According to the WHO Health Statistics Report 2021, the average level of ageing (the ratio of people aged 65 and over to the total population of the region or country) has reached 9.6% worldwide, which means that approximately one in 10 is an older person [1]. The growing prevalence of an ageing population, and with this, the health of older people, is of great concern to the international community. Ageing may bring about both physical frailty and cognitive decline [2], which can occur together in an older individual. Therefore, what can be done to slow down the process of ageing and its cognitive decline is becoming a major focus of geriatric research.
In 2013, the International Academy of Nutrition and Ageing (IANA) and the International Association of Gerontology (IAGG) first proposed a definition of cognitive frailty (CF): a heterogeneous clinical manifestation characterised by the coexistence of physical frailty and cognitive impairment (Clinical Dementia Scale, CDR = 0.5) [3]. Diagnostic criteria were also specified: at least one of the frailty phenotype diagnoses (reduced body mass, fatigue, sedentary behaviour, slow gait, low muscle strength) was met, CDR = 0.5 and the exclusion of concurrent dementia or other dementias. The consensus was that cognitive frailty is characterised by a reduced cognitive reserve (which refers to the capacity of a given individual to resist cognitive impairment or decline).
In the same year, Woods AJ et al. [4] suggested that it was unreasonable to exclude patients with brain disorders from the diagnosis of cognitive frailty and concluded that reduced cognitive reserve is not a characteristic manifestation of cognitive frailty. In 2014, Dartigues JF et al. [5] disputed the issue of cognitive frailty in relation to the body, as well as the distinction between cognitive frailty and other cognitive disorders in the cognitive frailty diagnosis. In 2015, it was suggested that prefrailty should be added to the diagnostic criteria for cognitive frailty and that cognitive frailty should include two subtypes: reversible and potentially reversible [6]. In 2020, Mantovani E et al. [7] revised the definition of cognitive frailty based on a multidimensional model, whereby the assessment of cognitive frailty should include clinical features, neuropathological changes, biomarkers, disease and medication status.

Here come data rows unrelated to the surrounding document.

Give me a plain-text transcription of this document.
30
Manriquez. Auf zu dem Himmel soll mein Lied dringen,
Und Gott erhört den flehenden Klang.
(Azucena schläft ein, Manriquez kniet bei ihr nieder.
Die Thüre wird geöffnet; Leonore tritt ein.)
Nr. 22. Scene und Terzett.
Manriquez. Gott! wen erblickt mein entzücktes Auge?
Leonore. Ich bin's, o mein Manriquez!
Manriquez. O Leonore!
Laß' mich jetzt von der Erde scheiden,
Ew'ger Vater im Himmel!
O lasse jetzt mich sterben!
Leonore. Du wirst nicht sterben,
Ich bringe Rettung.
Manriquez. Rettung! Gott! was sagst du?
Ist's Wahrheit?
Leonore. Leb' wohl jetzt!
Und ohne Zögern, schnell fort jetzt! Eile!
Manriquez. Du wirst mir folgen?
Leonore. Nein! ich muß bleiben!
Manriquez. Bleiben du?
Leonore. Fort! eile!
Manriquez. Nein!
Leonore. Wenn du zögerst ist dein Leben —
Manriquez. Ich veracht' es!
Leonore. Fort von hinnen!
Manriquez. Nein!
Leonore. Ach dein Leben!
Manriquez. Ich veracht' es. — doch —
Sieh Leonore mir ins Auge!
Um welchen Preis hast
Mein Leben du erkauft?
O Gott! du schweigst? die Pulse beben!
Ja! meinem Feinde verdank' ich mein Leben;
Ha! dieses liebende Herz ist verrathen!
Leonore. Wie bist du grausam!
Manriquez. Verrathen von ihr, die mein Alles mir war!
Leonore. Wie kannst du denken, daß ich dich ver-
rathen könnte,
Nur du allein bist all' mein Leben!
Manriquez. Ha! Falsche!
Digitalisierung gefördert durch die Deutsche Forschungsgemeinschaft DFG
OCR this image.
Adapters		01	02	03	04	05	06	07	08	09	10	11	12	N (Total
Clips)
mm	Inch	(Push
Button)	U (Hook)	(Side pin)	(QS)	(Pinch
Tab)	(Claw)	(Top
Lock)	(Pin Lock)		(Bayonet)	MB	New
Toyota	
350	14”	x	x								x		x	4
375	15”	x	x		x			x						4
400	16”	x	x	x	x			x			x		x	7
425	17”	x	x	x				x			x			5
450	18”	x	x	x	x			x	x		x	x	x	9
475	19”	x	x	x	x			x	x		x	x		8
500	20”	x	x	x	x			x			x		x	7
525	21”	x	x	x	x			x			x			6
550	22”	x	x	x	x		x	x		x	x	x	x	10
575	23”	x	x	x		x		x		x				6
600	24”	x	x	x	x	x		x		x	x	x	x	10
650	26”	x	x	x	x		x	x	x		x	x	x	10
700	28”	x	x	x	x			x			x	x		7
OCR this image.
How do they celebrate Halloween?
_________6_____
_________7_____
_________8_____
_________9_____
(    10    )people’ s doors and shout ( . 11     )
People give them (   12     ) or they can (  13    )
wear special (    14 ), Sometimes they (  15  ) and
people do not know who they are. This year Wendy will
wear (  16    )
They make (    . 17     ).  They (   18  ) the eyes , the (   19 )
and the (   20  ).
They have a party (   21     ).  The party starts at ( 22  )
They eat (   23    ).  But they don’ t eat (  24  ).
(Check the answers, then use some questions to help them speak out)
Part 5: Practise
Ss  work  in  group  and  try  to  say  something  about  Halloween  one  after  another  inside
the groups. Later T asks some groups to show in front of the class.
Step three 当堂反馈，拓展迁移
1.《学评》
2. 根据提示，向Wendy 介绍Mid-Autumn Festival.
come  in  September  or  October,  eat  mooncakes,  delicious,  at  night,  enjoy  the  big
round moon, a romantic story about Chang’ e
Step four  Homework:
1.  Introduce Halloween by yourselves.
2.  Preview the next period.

As research into cognitive frailty continues, more scholars are suggesting [8,9,10,11,12] the use of objective biomarkers as diagnostic indicators to explore the relationship with frailty in terms of structural and functional brain performance. The definition and diagnostic criteria for CF proposed by the IANA/IAGG are widely used in current studies, and although there are differences in the choice of assessment tools for physical and cognitive function, the outcome indicators measured are consistent (i.e., physical function and cognitive function). Future research in CF will require uniform and standardised assessment tools and judgement guidelines adapted to different scenarios.
Studies have shown that the overall prevalence of cognitive frailty in older populations ranges from 0.72% to 50.10% [13], with 0.72% to 39.70% in Europe and the US and 0.76% to 50.10% in Asian populations. The onset of cognitive frailty can lead to a decline in physical function and mild cognitive impairment, resulting in a reduction in the ability to perform activities of daily living and impaired quality of life, as well as an increased risk of poor health outcomes such as malnutrition, hospitalisation, depression, incapacity, dementia and even death in older people [14].
However, cognitive frailty is reversible, and physical frailty is a dynamic process [15]. Early-stage screening and reasonable prevention and treatment measures applied in a timely manner can delay the reduction of physiological reserve capacity and reduce the occurrence of adverse health events in older people [16]. In addition, mild cognitive impairment (MCI, cognitive frailty of cognitive impairment mainly refers to mild cognitive impairment) is a transitional state between normal ageing and dementia, and MCI is reversible. It is a critical period in the management of dementia in the elderly [17]. Therefore, cognitive frailty is gaining increasing attention as a new target for healthy ageing [18] and secondary prevention of dementia [15].
Many scholars have explored interventions for cognitive frailty. Nonpharmacological interventions are currently the main modalities of cognitive frailty interventions [19], such as dietary and nutritional guidance interventions, psychosocial support, cognitive training, physical training, physiotherapy programs, etc. Exercise interventions play an important role in nonpharmacological interventions for cognitive frailty, and many scholars have conducted research on exercise interventions for elderly individuals with cognitive frailty, such as resistance exercise, individual progressive dual-task training, multicomponent exercise, and traditional Chinese medicine exercises (Baduanjin, Taijiquan), which are currently emerging. However, there is a large heterogeneity among scholars in the timing, frequency, outcome indicators, and evaluation of the effects of exercise interventions.
The aim of this study was to review the content elements, outcome types and effectiveness of exercise intervention programmes for older people with cognitive frailty, to point out problems with existing exercise intervention programmes and to provide some evidence to inform the implementation and development of future exercise intervention programmes.